Fulfilment companies prefer a lot of orders for a small number of product types than a few orders across a lot of lines. Most crowdfunding projects have a limited number of rewards, so from that point of view there shouldn’t be a problem in finding a fulfilment company willing to take you on. Both companies I spoke to said they usually like to have ongoing relationships with companies, but will consider working on a project basis.
I worked out that my average P&P costs for a small book would be about £5.50, which means that if I had more than 273 orders it would be cost effective to use a fulfilment company. That doesn’t take my time into account, of course, and it might be that it’s worth paying a bit extra just to get things done more quickly and keep backers happy.
Fulfilment companies can also save you money on packaging and postage costs. If you saved 50p on every order in the above scenario, you’d save £137, not an insignificant sum. And there’s certainly room to save more: one company said that they could probably get the price down to £3.50 to £4, including picking, packing and shipping.
You should talk to a few companies and get a clear idea of minimum costs and break even points so that you can work those figures into your budget. You might have to pay a deposit up front as well, especially if you don’t have your own company with a credit history, so you should be ready for that.
You’ll also have to think hard about to handle personalised rewards, such as signed books, as it’s unlikely that you’ll be able to just nip into the warehouse to sign them. Having them shipped to you first for signing and then shipping them on to the warehouse will increase your costs, which will set your break even point higher. One way around that might be to offer signed bookplates instead, as they are both easier to sign and cheaper to ship.
High-end packaging will also add costs. If your more expensive rewards have luxury packaging, it might be easier to split those off and do them yourself, leaving the standard packaging to be done by your fulfilment company. Such rewards should be limited in number so that you don’t end up either spending a fortune on P&P and vast quantities of time on wrapping and primping.
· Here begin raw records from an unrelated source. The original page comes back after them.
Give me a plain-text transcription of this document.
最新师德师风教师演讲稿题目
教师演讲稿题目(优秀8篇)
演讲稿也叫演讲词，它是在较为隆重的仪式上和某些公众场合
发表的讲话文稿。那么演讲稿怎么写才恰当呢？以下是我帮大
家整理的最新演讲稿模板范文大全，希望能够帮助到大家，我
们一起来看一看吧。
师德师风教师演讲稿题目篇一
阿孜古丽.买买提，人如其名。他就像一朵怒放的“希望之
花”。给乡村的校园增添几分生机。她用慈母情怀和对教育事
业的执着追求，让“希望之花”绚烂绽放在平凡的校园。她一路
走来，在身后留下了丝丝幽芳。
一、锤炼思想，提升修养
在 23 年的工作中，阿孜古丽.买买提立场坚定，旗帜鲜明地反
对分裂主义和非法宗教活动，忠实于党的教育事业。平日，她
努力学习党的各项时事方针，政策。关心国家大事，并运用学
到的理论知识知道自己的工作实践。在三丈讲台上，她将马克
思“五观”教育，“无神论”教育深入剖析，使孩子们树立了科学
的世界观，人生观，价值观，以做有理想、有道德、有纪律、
This means thinking about your reward levels and how they might affect fulfilment before your project goes live. Which items can be easily and cheaply picked and packed? What combinations of rewards are you offering and how might that complicate fulfilment? Which rewards need some sort of human intervention, either signing or special packaging? If you find that most of your rewards need some sort of personal touch, you might want to simplify them a bit.
Whilst fulfilment companies are used to processing spreadsheets or CSV files full of order and address data, you’ll have to make sure that your file is structured to their specifications, otherwise they won’t be able to feed it into their software. The chances are that your crowdfunding platform won’t produce a spreadsheet with the right structure, so you may have to do a bit of wrangling in software such as Excel. Again, you should check on these sorts of details before you make any decisions on fulfilment.
All this preparation may take extra time, but it will stop you making decisions early on in your project that could later either rule out a fulfilment service all together, or make it very expensive. After all once you’ve got all your items finalised, ordered and delivered, you’ll want them out the door as soon as possible, rather than hanging around your office or home waiting to be sent.